Researchers at Johns Hopkins have discovered a window in kidney growth that affects the onset of polycystic kidney disease and can mean, in mice, the difference between developing severe cystic disease early in adolescence or late in adulthood.
In the December issue of Nature Medicine, the team reports that genetic mutations acquired before this window result in immediate disease onset whereas those acquired after don’t give rise to disease until late adulthood.

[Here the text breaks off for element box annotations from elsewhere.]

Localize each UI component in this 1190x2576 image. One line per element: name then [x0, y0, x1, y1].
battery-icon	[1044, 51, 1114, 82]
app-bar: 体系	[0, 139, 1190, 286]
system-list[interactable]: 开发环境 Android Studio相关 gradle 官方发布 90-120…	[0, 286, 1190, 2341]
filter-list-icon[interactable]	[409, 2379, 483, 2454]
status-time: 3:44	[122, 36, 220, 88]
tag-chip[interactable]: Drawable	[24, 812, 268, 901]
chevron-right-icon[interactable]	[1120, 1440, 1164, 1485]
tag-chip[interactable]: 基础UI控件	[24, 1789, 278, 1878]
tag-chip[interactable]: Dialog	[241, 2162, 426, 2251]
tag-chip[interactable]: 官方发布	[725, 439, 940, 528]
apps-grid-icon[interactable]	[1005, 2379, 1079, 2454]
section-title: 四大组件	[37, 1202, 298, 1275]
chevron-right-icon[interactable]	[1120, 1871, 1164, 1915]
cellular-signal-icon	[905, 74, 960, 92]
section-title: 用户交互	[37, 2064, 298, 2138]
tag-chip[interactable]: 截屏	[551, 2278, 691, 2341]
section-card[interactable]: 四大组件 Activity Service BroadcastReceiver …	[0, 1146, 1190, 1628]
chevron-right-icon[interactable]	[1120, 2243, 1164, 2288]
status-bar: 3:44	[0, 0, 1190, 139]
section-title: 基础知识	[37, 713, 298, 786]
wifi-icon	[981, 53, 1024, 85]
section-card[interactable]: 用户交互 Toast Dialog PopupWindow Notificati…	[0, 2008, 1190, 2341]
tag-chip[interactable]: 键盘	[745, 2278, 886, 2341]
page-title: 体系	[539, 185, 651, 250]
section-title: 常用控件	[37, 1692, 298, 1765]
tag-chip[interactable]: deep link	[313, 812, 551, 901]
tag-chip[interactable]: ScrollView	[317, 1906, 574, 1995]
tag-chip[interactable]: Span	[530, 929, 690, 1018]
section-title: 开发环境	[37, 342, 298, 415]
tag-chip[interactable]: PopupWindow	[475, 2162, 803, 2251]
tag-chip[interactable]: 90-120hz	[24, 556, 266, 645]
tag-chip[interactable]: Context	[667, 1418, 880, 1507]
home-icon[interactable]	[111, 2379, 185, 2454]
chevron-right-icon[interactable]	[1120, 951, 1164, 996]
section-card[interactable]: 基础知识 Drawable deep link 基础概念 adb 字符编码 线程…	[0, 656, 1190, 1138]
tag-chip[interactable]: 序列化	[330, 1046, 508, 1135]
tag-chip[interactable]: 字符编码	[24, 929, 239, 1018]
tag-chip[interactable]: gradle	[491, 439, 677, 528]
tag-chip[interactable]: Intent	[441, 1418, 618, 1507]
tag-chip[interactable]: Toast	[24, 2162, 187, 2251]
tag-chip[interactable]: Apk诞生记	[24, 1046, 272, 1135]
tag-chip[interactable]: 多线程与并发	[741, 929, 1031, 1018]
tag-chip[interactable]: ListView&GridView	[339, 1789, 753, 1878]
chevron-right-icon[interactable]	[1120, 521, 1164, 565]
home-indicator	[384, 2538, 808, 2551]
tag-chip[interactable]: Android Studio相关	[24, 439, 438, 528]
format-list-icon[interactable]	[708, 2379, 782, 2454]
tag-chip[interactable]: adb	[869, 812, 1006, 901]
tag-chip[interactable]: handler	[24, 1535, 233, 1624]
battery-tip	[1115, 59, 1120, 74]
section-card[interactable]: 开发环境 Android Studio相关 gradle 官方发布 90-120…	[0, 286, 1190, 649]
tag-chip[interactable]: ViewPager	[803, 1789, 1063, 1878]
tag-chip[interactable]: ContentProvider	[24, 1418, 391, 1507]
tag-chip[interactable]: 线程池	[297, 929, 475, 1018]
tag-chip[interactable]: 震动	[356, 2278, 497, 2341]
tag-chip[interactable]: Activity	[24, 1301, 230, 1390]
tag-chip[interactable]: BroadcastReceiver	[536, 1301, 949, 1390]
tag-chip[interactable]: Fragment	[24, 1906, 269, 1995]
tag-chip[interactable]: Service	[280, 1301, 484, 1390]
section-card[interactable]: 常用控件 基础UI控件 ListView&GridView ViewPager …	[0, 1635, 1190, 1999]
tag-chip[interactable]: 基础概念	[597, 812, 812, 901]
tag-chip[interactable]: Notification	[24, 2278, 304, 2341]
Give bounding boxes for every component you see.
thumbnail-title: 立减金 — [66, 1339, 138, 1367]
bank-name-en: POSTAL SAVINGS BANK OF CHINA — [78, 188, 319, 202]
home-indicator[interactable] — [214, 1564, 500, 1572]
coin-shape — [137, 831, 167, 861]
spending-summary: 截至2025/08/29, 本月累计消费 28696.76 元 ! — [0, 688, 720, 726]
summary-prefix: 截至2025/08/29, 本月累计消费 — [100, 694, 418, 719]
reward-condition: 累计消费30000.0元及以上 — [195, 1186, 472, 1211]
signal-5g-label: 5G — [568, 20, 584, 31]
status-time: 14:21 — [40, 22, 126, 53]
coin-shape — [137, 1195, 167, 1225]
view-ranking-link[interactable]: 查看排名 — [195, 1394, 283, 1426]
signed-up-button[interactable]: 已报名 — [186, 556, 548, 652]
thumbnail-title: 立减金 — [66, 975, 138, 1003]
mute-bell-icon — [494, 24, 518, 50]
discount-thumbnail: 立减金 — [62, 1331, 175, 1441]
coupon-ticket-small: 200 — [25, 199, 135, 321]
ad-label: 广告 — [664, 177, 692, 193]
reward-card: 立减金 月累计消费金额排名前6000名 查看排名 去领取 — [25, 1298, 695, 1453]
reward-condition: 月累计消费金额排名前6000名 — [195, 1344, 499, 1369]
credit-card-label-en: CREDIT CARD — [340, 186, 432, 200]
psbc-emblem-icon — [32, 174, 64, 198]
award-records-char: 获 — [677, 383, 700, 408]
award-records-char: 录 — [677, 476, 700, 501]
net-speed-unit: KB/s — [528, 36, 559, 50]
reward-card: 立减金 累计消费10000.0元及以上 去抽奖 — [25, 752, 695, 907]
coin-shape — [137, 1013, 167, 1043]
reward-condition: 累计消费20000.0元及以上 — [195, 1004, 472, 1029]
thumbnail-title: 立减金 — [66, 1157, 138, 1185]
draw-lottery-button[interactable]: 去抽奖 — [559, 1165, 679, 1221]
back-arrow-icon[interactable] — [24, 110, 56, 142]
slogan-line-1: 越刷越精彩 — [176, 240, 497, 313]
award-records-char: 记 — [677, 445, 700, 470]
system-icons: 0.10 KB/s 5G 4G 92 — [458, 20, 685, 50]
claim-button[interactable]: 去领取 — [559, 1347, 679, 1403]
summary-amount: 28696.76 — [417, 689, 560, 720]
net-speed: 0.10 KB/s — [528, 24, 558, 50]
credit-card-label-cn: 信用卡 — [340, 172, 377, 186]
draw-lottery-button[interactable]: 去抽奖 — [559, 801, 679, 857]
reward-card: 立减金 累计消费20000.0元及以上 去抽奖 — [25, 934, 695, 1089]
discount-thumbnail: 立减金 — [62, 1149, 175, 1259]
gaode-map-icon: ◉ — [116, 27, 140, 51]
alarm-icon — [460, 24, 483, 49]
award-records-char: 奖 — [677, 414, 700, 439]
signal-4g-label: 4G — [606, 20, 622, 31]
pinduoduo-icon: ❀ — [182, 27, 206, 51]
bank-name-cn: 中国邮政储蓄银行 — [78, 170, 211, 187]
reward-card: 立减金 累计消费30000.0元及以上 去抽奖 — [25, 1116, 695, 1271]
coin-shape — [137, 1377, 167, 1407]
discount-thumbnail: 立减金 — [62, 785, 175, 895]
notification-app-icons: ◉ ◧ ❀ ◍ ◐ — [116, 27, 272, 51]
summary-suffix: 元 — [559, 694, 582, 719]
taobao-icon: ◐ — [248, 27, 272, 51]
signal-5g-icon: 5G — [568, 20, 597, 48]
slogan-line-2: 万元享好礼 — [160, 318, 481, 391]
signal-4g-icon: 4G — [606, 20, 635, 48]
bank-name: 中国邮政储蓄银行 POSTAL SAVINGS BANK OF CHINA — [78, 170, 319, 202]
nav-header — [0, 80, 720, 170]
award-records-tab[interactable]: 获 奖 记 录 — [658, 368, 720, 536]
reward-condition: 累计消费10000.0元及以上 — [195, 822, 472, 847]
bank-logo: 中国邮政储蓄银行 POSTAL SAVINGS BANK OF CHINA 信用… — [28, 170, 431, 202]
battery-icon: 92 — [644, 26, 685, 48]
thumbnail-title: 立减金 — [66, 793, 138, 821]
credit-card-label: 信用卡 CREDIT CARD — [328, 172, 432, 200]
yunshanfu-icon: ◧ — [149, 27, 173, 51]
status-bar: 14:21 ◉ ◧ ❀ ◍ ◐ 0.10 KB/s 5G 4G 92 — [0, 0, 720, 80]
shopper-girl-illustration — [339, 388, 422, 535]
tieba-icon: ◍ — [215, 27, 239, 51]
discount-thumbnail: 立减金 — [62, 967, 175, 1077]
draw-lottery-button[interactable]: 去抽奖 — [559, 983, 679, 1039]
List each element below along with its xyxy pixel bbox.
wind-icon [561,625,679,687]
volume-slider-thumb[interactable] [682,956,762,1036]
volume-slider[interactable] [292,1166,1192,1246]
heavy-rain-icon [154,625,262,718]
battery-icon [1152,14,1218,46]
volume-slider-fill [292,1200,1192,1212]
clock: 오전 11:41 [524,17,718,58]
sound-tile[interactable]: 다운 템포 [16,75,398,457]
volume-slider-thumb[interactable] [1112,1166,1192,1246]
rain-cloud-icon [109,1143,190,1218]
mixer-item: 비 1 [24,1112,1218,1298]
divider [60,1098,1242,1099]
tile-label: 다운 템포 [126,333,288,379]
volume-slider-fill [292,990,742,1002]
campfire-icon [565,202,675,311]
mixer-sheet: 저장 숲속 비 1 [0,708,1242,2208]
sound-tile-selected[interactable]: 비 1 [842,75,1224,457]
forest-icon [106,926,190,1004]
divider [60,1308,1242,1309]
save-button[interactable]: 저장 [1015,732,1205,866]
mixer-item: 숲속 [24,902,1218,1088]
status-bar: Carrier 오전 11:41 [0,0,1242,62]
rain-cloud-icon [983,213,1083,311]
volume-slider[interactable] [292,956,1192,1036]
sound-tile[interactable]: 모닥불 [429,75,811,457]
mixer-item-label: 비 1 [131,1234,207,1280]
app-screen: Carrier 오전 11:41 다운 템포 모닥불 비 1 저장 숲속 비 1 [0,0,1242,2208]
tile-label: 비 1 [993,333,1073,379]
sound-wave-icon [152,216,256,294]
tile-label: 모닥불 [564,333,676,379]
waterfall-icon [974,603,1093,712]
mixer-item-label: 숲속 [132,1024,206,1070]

“The question we want to answer is when do these cysts form?” says Gregory Germino, M.D., a professor of nephrology and member of the McKusick-Nathans Institute of Genetic Medicine at Hopkins. “If the cysts form slowly throughout life, that’s one issue, but if they all form while you’re young, then in theory it might be possible to go in there and knock out their growth and the disease will be gone.”
Polycystic kidney disease refers to a group of disorders that cause multiple cysts to grow throughout the kidneys. The most common form is caused by a faulty version of the gene Pkd1. Most people affected develop the condition in late adulthood.
To pinpoint exactly when cysts start forming, the research team knocked out the Pkd1 gene in mice at different times. Knocking out Pkd1 two days after birth caused grossly enlarged kidneys to develop within two weeks.
“Since that didn’t mimic the human condition at all, we then started knocking out Pkd1 in older mice,” says Klaus Piontek, Ph.D., a nephrology research associate at Hopkins.